Like everything else, NLP has its detractors, which is fine, everyone is entitled to their opinion and view, and the only reason I mention it here is because I believe it’s strong enough to persuade people over time.  One of the things that sold it to me (which does include the Performance Partnership, I like their ethos around this) was The Warrior Programme.  I’d been told about it long before I ever attended any NLP course, and was pretty amazed when I started to look into it.

It’s no secret that many ex-servicemen find adjusting to life outside of the forces difficult. Unsurprisingly in my opinion.  I’ve written about this before in other places, about the difficulties and the injustices, the homelessness and poverty, so anything that helps ex-servicemen get their lives back is good for me.

Yes, I do have family connections with the military, so it makes it all a bit more personal. (Do I think all ex-servicemen are heroes, gods/goddesses and perfect beings?  Hell no, they weren’t all choir boys/girls before they started so I don’t expect them to be after, but we put them through a lot.  They see things that most of the rest of us don’t, so it’s no wonder that some, maybe all, have trouble adjusting to a different kind of reality.  Do I think they have the right to be helped to readjust?  Hell yes.  I think we owe them some help with that.  Whatever it takes, and I strongly prefer not using drugs of any kind.  Personal view, and I am prepared to be told I am wrong.   That’s where I stand right now though.)

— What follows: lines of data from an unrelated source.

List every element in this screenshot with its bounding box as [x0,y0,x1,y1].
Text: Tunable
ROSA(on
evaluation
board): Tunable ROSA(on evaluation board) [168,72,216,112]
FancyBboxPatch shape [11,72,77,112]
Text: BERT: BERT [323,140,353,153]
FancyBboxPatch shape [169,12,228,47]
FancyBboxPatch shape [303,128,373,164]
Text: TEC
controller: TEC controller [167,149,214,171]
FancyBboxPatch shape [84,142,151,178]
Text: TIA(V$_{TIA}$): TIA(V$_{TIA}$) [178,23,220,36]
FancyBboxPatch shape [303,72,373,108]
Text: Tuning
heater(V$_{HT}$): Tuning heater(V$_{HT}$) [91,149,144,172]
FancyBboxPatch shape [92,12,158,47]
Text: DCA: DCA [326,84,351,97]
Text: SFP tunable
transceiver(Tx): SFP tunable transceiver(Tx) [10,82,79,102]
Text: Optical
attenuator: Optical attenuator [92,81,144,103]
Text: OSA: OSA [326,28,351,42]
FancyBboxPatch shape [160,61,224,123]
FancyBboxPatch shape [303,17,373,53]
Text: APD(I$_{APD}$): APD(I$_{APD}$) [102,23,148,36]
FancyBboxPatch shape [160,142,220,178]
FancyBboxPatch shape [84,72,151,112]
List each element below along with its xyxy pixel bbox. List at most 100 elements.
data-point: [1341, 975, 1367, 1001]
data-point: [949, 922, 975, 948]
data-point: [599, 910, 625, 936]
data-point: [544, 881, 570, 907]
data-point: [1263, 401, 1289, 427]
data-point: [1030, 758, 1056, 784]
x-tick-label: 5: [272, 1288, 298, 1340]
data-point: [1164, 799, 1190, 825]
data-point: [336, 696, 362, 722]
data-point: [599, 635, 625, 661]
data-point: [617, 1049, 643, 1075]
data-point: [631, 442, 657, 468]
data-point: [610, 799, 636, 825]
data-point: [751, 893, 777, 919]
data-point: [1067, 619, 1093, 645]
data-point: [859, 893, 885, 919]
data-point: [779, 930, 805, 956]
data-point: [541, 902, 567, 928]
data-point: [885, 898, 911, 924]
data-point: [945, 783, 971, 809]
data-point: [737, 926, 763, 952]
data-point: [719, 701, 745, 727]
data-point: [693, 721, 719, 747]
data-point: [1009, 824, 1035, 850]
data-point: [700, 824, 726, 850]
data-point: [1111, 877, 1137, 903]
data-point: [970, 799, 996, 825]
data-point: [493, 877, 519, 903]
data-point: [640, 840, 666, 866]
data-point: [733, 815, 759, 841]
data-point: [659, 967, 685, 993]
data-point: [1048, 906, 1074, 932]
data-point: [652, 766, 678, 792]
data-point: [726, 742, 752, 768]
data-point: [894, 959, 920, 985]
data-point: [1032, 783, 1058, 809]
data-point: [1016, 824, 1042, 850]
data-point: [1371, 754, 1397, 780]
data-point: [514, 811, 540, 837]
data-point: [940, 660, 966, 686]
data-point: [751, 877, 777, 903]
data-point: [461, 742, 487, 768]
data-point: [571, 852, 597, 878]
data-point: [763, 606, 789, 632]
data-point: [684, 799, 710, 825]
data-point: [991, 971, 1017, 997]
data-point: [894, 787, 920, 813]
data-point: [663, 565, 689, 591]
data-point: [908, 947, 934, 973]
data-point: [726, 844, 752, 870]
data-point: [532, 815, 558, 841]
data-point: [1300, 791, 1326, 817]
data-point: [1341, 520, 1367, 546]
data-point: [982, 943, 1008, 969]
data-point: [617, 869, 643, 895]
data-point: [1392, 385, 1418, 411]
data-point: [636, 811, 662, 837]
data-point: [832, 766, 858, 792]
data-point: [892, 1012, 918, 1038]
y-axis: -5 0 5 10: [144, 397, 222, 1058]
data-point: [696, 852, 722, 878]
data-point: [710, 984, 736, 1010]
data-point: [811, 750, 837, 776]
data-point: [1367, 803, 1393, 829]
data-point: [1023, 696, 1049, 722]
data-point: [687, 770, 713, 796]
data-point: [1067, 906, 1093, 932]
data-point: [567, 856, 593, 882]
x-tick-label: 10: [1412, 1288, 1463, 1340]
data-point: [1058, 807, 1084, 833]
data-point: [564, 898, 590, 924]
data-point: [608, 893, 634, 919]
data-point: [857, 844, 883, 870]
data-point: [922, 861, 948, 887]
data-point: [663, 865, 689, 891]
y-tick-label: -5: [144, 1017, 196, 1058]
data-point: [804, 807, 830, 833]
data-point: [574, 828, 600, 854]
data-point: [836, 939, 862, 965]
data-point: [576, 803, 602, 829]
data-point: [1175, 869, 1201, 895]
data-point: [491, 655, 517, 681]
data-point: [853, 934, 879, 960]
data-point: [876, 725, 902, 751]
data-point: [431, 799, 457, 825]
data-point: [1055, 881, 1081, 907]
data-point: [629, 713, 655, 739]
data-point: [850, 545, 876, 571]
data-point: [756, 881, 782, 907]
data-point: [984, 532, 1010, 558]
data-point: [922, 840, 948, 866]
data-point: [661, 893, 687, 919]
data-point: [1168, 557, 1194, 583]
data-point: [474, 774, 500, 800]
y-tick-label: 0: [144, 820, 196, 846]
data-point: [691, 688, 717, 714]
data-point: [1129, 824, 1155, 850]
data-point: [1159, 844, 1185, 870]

The Warrior Programme website describes itself as:

“The Warrior Programme is a 3-day motivation and training programme with 12 month structured support and signposting.  The 3-day coaching programme teaches participants practical, effective tools, techniques and coaching strategies to improve performance and motivation and overcome the above. The course outcomes are to improve:

Confidence

Self Reliance

Resilience

Independence

Self belief

Managing self, mood and emotions

If you go to the link below, you will be able to read the results of the randomised control trial.

http://www.warriorprogramme.org.uk/Testimonials

I think the results of the trials speak for themselves, and I know it was as a result of them that people like the MoD started to take this programme seriously.  Me, I find it very humbling.  And gratifying.  That’s why I did this NLP course.

So, back to my course and my group.

I met some wonderful people and I learned a lot.  You meet people along the journey who just touch you, do you know what I mean?  Mostly, I don’t let people get close easily.  My group was different.  It was a case of, “you had to be there.”  All of these people have so much to offer.  I look forward to working with them all again.